Oman on Tuesday denied it has agreed to establish diplomatic relations with Israel, a day after the Israeli intelligence chief said his country was renewing ties.
Reports on the “establishment of diplomatic relations between the sultanate and Israel are baseless”, the foreign ministry said on Twitter.
“The sultanate is keen to create diplomatic conditions to restore communication between all international and regional parties to work on achieving peace between the Palestinian Authority and Israel, resulting in an independent Palestinian state,” it said.
On Monday, the head of Israel’s Mossad intelligence agency, Yossi Cohen, said his country was establishing “formal relations” with Oman.
“Just recently, renewal of formal relations with Oman was declared and the establishment of a representative office of the (Israeli) foreign ministry in that country,” he told a security conference in Herzliya, near Tel Aviv.
Oman’s statement on Tuesday made no mention of an Israeli representative office.

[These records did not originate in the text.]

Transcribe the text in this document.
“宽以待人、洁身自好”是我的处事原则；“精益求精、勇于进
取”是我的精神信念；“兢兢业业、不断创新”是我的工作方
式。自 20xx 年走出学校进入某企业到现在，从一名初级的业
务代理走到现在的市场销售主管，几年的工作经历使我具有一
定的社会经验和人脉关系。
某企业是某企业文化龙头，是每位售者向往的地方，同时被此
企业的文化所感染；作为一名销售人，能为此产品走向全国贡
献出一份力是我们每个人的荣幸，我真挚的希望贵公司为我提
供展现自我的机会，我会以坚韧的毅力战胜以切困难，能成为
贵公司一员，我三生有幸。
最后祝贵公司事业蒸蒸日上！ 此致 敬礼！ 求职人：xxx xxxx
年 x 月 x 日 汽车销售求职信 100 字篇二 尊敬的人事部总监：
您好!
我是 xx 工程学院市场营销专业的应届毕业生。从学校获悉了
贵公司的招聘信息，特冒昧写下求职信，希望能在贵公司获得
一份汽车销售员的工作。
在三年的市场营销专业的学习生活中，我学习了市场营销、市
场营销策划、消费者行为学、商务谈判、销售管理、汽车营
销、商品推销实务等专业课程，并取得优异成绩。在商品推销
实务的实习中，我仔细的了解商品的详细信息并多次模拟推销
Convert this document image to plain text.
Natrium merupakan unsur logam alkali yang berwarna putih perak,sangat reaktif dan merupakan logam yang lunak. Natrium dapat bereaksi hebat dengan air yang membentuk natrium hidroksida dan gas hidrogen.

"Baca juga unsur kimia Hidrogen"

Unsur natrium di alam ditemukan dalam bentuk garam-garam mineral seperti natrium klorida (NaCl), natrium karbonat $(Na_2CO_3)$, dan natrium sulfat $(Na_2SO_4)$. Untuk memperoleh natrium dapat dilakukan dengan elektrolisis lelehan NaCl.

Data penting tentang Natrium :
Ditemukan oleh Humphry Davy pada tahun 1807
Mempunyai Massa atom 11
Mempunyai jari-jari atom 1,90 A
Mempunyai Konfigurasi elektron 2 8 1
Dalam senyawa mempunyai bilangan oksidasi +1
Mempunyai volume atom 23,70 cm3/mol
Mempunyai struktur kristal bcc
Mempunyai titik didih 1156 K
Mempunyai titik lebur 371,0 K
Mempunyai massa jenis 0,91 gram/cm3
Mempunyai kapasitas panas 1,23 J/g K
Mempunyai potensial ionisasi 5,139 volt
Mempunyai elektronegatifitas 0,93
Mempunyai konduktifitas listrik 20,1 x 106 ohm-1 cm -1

Israel and Oman agreed to open trade representative offices in the 1990s, but in 2000 the Gulf sultanate closed them after the outbreak of the second Palestinian intifada.
In October, Israeli Prime Minister Benjamin Netanyahu held surprise talks with Oman’s Sultan Qaboos in Muscat.
The move raised Palestinian fears of a normalisation of ties.
Last week, Oman said it would open an embassy in the Palestinian territories, in a first for a Gulf Arab state.